Wetting Agent Technology

Wetting Agent Technology

The role of wetting agents has, until now, primarily been to prevent and cure dry patch or to move water through the soil surface and into the root zone. However, with water an increasingly important resource, wetting agents are taking on new roles to improve water conservation, turf health and overall turf quality that can enhance the playing experience.

Wetting agents have traditionally had two very clear and distinct functions - to move water away from the surface or to retain water in the soil profile. Penetrants move water down from the surface through the soil profile; polymers hold water within the soil profile.

The chemistry of wetting agent technology - and the clearly different purpose for each component - makes it physically impossible for any single penetrant or polymer to fulfil both roles.

How do penetrants work?

Penetrant wetting agents effectively work by making water wetter! It means each water droplet spreads more easily and can penetrate soils more readily.

This helps water move through the surface layer and helps keep the surface dry. Water moves freely down the soil profile, but is not significantly held in root zone.

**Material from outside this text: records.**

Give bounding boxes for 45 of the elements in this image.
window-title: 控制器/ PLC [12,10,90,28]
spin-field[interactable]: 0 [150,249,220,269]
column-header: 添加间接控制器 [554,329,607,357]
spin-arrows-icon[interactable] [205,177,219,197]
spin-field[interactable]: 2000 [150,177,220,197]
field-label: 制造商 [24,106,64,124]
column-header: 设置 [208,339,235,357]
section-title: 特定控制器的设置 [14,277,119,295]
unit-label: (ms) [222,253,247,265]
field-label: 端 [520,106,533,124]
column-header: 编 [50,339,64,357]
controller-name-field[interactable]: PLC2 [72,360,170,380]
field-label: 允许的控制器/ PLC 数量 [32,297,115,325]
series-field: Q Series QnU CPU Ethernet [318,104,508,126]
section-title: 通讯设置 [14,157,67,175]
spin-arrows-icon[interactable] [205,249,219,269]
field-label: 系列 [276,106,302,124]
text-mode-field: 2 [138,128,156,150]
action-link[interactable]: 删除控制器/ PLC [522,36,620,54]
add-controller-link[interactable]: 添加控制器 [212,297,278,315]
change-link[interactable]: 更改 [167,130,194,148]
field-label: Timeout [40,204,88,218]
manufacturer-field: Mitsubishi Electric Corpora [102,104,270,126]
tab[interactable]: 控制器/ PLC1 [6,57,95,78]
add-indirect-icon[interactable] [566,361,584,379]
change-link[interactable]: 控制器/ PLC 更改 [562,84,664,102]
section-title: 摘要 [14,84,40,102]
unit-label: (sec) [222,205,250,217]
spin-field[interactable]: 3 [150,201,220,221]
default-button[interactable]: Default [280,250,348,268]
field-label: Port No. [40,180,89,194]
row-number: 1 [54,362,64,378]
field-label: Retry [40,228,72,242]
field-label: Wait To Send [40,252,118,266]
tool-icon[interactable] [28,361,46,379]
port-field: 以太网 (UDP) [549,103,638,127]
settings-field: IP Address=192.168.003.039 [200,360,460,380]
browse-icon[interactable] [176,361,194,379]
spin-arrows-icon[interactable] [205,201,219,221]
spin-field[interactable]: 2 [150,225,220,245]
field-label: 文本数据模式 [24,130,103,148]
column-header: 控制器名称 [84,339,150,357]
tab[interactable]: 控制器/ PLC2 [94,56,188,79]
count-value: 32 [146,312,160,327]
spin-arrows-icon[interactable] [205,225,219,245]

If you've witnessed how water balls up on the waxy surface of a freshly polished car bonnet, that's what is happening with water that sits on a hydrophobic surface in larger droplets and it cannot penetrate into the soil (below). When you break the surface tension of the droplets, they spread far more thinly and the water can work its way into the soil profile.

To break the surface tension effectively penetrants need to be small molecules that move fast within water droplets. They also need to be able to pack tightly at the surface of the liquid to break surface tension and help the water spread (the term surfactant means surface active agent).

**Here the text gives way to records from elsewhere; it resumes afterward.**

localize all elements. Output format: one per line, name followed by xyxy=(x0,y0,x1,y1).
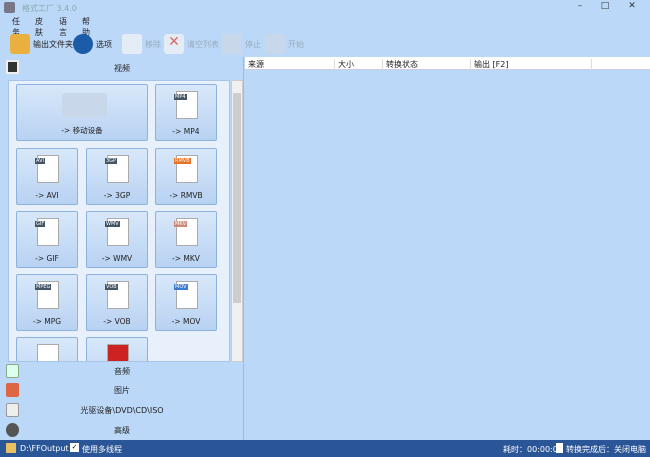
category-label: 高级 xyxy=(114,426,130,435)
file-icon: MKV xyxy=(174,218,198,246)
column-source[interactable]: 来源 xyxy=(245,59,335,70)
file-icon xyxy=(37,344,59,361)
status-bar: D:\FFOutput ✓ 使用多线程 耗时：00:00:00 转换完成后：关闭… xyxy=(0,440,650,457)
clear-list-button[interactable]: ✕ 清空列表 xyxy=(164,33,219,55)
tile-mov[interactable]: MOV -> MOV xyxy=(155,274,217,331)
tile-wmv[interactable]: WMV -> WMV xyxy=(86,211,148,268)
maximize-button[interactable]: □ xyxy=(595,1,615,14)
flash-icon xyxy=(107,344,129,361)
tile-gif[interactable]: GIF -> GIF xyxy=(16,211,78,268)
tile-label: -> VOB xyxy=(103,317,131,326)
file-icon: GIF xyxy=(35,218,59,246)
badge: WMV xyxy=(105,221,120,227)
badge: AVI xyxy=(35,158,45,164)
multithread-checkbox[interactable]: ✓ xyxy=(70,443,79,452)
multithread-label: 使用多线程 xyxy=(82,445,122,454)
badge: GIF xyxy=(35,221,46,227)
start-icon xyxy=(265,34,285,54)
category-image[interactable]: 图片 xyxy=(0,381,244,400)
tile-label: -> 3GP xyxy=(103,191,131,200)
file-icon: 3GP xyxy=(105,155,129,183)
category-disc[interactable]: 光驱设备\DVD\CD\ISO xyxy=(0,401,244,420)
output-path[interactable]: D:\FFOutput xyxy=(20,444,69,453)
category-advanced[interactable]: 高级 xyxy=(0,421,244,440)
tile-label: -> GIF xyxy=(35,254,59,263)
stop-icon xyxy=(222,34,242,54)
column-output[interactable]: 输出 [F2] xyxy=(471,59,592,70)
badge: RMVB xyxy=(174,158,191,164)
scrollbar-thumb[interactable] xyxy=(233,93,241,303)
options-button[interactable]: 选项 xyxy=(73,33,112,55)
label: 清空列表 xyxy=(187,39,219,49)
tile-label: -> MP4 xyxy=(172,127,200,136)
tile-label: -> WMV xyxy=(101,254,133,263)
clear-icon: ✕ xyxy=(164,34,184,54)
elapsed-time: 耗时：00:00:00 xyxy=(503,445,563,454)
folder-icon xyxy=(10,34,30,54)
tile-label: -> MKV xyxy=(172,254,200,263)
tile-label: -> MPG xyxy=(32,317,62,326)
badge: MP4 xyxy=(174,94,187,100)
tile-mkv[interactable]: MKV -> MKV xyxy=(155,211,217,268)
gear-icon xyxy=(73,34,93,54)
category-audio[interactable]: 音频 xyxy=(0,362,244,381)
app-icon xyxy=(4,2,15,13)
label: 输出文件夹 xyxy=(33,39,73,49)
folder-icon xyxy=(6,443,16,453)
column-status[interactable]: 转换状态 xyxy=(383,59,471,70)
tile-mobile[interactable]: -> 移动设备 xyxy=(16,84,148,141)
tile-mpg[interactable]: MPEG -> MPG xyxy=(16,274,78,331)
tile-label: -> AVI xyxy=(35,191,59,200)
file-icon: MP4 xyxy=(174,91,198,119)
file-icon: WMV xyxy=(105,218,129,246)
category-label: 图片 xyxy=(114,386,130,395)
tile-swf[interactable] xyxy=(16,337,78,361)
tile-label: -> 移动设备 xyxy=(61,126,103,135)
label: 停止 xyxy=(245,39,261,49)
tile-avi[interactable]: AVI -> AVI xyxy=(16,148,78,205)
tile-label: -> RMVB xyxy=(169,191,203,200)
category-label: 光驱设备\DVD\CD\ISO xyxy=(80,406,164,415)
tile-3gp[interactable]: 3GP -> 3GP xyxy=(86,148,148,205)
file-icon: RMVB xyxy=(174,155,198,183)
tile-flv[interactable] xyxy=(86,337,148,361)
mobile-device-icon xyxy=(62,93,107,117)
file-icon: MOV xyxy=(174,281,198,309)
tile-vob[interactable]: VOB -> VOB xyxy=(86,274,148,331)
label: 移除 xyxy=(145,39,161,49)
tile-label: -> MOV xyxy=(171,317,201,326)
label: 选项 xyxy=(96,39,112,49)
tile-rmvb[interactable]: RMVB -> RMVB xyxy=(155,148,217,205)
close-button[interactable]: ✕ xyxy=(622,1,642,14)
video-label: 视频 xyxy=(114,64,130,73)
video-format-grid: -> 移动设备 MP4 -> MP4 AVI -> AVI 3GP -> 3GP RM… xyxy=(8,80,230,362)
file-icon: VOB xyxy=(105,281,129,309)
start-button[interactable]: 开始 xyxy=(265,33,304,55)
app-title: 格式工厂 3.4.0 xyxy=(22,4,77,13)
badge: MOV xyxy=(174,284,188,290)
after-convert-label: 转换完成后：关闭电脑 xyxy=(566,445,646,454)
title-bar: 格式工厂 3.4.0 – □ ✕ xyxy=(0,0,650,15)
file-icon: MPEG xyxy=(35,281,59,309)
badge: MPEG xyxy=(35,284,52,290)
badge: MKV xyxy=(174,221,188,227)
output-folder-button[interactable]: 输出文件夹 xyxy=(10,33,73,55)
video-category-header[interactable]: 视频 xyxy=(0,58,244,76)
tile-mp4[interactable]: MP4 -> MP4 xyxy=(155,84,217,141)
file-icon: AVI xyxy=(35,155,59,183)
after-convert-checkbox[interactable] xyxy=(556,443,563,453)
column-size[interactable]: 大小 xyxy=(335,59,383,70)
category-label: 音频 xyxy=(114,367,130,376)
task-list-header: 来源 大小 转换状态 输出 [F2] xyxy=(245,57,650,70)
label: 开始 xyxy=(288,39,304,49)
stop-button[interactable]: 停止 xyxy=(222,33,261,55)
minimize-button[interactable]: – xyxy=(570,1,590,14)
task-list[interactable] xyxy=(245,57,650,440)
grid-scrollbar[interactable] xyxy=(231,80,243,362)
remove-button[interactable]: 移除 xyxy=(122,33,161,55)
badge: VOB xyxy=(105,284,118,290)
remove-icon xyxy=(122,34,142,54)
badge: 3GP xyxy=(105,158,118,164)
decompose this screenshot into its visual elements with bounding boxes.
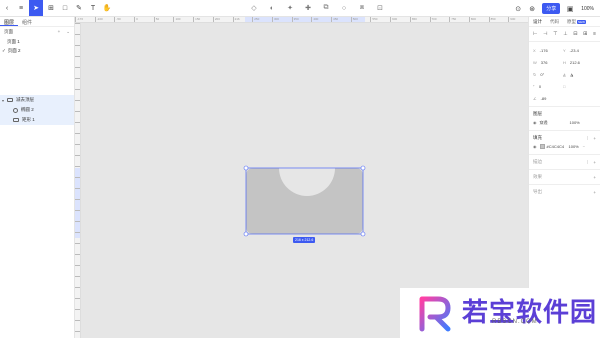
align-top-icon[interactable]: ⊥ — [563, 31, 567, 37]
stroke-section: 描边 ⁞ + — [529, 154, 600, 169]
align-center-icon[interactable]: ⊣ — [543, 31, 547, 37]
align-toolbar: ⊢ ⊣ ⊤ ⊥ ⊟ ⊞ ≡ — [529, 27, 600, 42]
radius-icon: ⌜ — [533, 83, 535, 89]
add-export-icon[interactable]: + — [593, 190, 596, 195]
x-field[interactable]: -176 — [540, 48, 548, 53]
watermark-sub: RBSCN.COM — [492, 319, 538, 325]
effect-section: 效果 + — [529, 169, 600, 184]
h-label: H — [563, 59, 566, 65]
align-left-icon[interactable]: ⊢ — [533, 31, 537, 37]
align-right-icon[interactable]: ⊤ — [553, 31, 557, 37]
skew-field[interactable]: -89 — [541, 96, 547, 101]
x-label: X — [533, 47, 536, 53]
layer-section: 图层 ◉ 穿透 100% — [529, 106, 600, 130]
watermark-logo-icon — [419, 296, 451, 332]
add-effect-icon[interactable]: + — [593, 175, 596, 180]
height-field[interactable]: 212.6 — [570, 60, 580, 65]
size-tag: 216 x 212.6 — [293, 237, 316, 243]
corner-icon[interactable]: □ — [563, 84, 565, 89]
boolean-shape[interactable] — [246, 168, 363, 234]
add-stroke-icon[interactable]: + — [593, 160, 596, 165]
stroke-section-title: 描边 — [533, 159, 542, 164]
y-field[interactable]: -23.4 — [570, 48, 579, 53]
selection-handle[interactable] — [243, 165, 249, 171]
export-section: 导出 + — [529, 184, 600, 199]
tab-prototype[interactable]: 原型 NEW — [563, 19, 590, 25]
watermark: 若宝软件园 — [400, 288, 600, 338]
stroke-grid-icon[interactable]: ⁞ — [587, 160, 588, 165]
add-fill-icon[interactable]: + — [593, 136, 596, 141]
distribute-icon[interactable]: ≡ — [593, 31, 596, 37]
radius-field[interactable]: 0 — [539, 84, 541, 89]
flip-v-icon[interactable]: ◮ — [570, 72, 573, 77]
transform-props: X -176 Y -23.4 W 376 H 212.6 ↻ 0° ◭ ◮ ⌜ 0 □ ∠ -8… — [529, 42, 600, 106]
right-tabs: 设计 代码 原型 NEW — [529, 17, 600, 27]
w-label: W — [533, 59, 537, 65]
layer-opacity[interactable]: 100% — [570, 120, 580, 125]
rotation-field[interactable]: 0° — [540, 72, 544, 77]
grid-icon[interactable]: ⁞ — [587, 136, 588, 141]
tab-code[interactable]: 代码 — [546, 19, 563, 25]
align-bottom-icon[interactable]: ⊞ — [583, 31, 587, 37]
selection-handle[interactable] — [360, 231, 366, 237]
flip-icon[interactable]: ◭ — [563, 72, 566, 77]
fill-swatch[interactable] — [539, 144, 545, 149]
y-label: Y — [563, 47, 566, 53]
width-field[interactable]: 376 — [541, 60, 548, 65]
export-section-title: 导出 — [533, 189, 542, 194]
rotate-icon: ↻ — [533, 71, 537, 77]
effect-section-title: 效果 — [533, 174, 542, 179]
skew-icon: ∠ — [533, 95, 537, 101]
fill-hex[interactable]: #C4C4C4 — [547, 144, 569, 149]
selection-handle[interactable] — [360, 165, 366, 171]
layer-section-title: 图层 — [533, 111, 542, 116]
fill-section: 填充 ⁞ + ◉ #C4C4C4 100% − — [529, 130, 600, 154]
blend-mode-select[interactable]: 穿透 — [540, 120, 570, 126]
eye-icon[interactable]: ◉ — [533, 144, 537, 149]
fill-opacity[interactable]: 100% — [569, 144, 579, 149]
align-middle-icon[interactable]: ⊟ — [573, 31, 577, 37]
tab-prototype-label: 原型 — [567, 18, 576, 24]
new-badge: NEW — [577, 19, 586, 24]
tab-design[interactable]: 设计 — [529, 19, 546, 25]
fill-section-title: 填充 — [533, 135, 542, 140]
remove-fill-icon[interactable]: − — [583, 144, 585, 149]
eye-icon[interactable]: ◉ — [533, 120, 537, 125]
selection-handle[interactable] — [243, 231, 249, 237]
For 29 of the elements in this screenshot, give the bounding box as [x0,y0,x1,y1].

It is impossible for large polymer structures to move as fast and pack the water surface layer so tightly in this way - which limits the potential for any pure polymer wetting agent to help with penetration.

Penetrants are important not only to keep the surface as dry as possible after an irrigation event, but are essential to get water into the soil profile of areas that have become hydrophobic - where a 'waxy coating' that physically repels water has been laid down on the surface of soil particles.

You may think you've irrigated evenly across the green, but where hydrophobic areas prevent penetration of the water, it either sits on the surface or runs off to a non-hydrophobic low spot and infiltrates there. The result is some plants getting little or no water and suffering accordingly, whilst other areas are over saturated - leading to soft spots and inconsistent putting surfaces.

The fast, highly active action of penetrants does mean they are typically shorter lived, so you may need to re-apply them more often.

What is the role of polymers?

Polymers, sometimes referred to as block co-polymers, are far larger molecules that effectively bond water molecules onto soil particles and can therefore hold more moisture in the profile that would otherwise dry out quicker.

Polymers are the essential component for retaining soil moisture in the profile.

However, these larger polymer molecules are essentially ineffective as penetrants, since they move slowly within the water droplet and cannot physically cluster together at the water surface layer to break the surface tension, in the same way that a penetrant can. Water movement and flow through the soil is still restricted by surface tension and water often held in upper profile.

So which one do I choose?

If your sole intention is to move water away from the surface and you don't have any concerns about Dry Patch or retaining water in the soil profile, then a straight penetrant would be the best choice.

If you are looking to retain soil moisture to improve the efficiency of water resources and optimise plant health, the polymers are the product of choice. However, polymers on their own are limited in efficacy in getting water to where it's required, and holding it consistently and evenly in the soil profile.

Deeper thinking with Qualibra

With Qualibra the wetting agent components of both penetrant and polymerare combined and act in a complimentary way - with the penetrant helping to give a more even distribution of the polymer through the soil profile, which in turn enables it to hold soil moisture where it can be better utilised by turf roots.

As an effective water conservation agent, it holds soil moisture deep and evenly. Healthy roots grow more vigorously where there is soil moisture present.

As a benchmark, Qualibra contains the optimum balance of its selected components, with around 10% high performance penetrant and 90% water conservation polymer.

The combined action also ensures the wetting agent is better distributed in hydrophobic-prone soils, which alleviates problems where they exist and is highly effective in preventing Dry Patch occurring.

Furthermore, the penetrant fraction delivers the water movement from the playing surface, which ensures it stays firm and playable, but also prevents soil becoming too wet and saturated. Trials have shown that Qualibra is more effective in getting soils back to optimum soil moisture and with significantly less irrigation than other wetting agents tested, but avoids holding too much water that could adversely affect turf health or playability.

Integrated wetting agent programmes

It's important to remember that wetting agents won't change the fundamental structure of soil or cure underlying problems simply by their application.

It is therefore essential that you still undertake the essential aeration and organic matter management, and aim to avoid compaction, that will make the soils as conducive as possible for surface drainage, soil moisture retention and root development.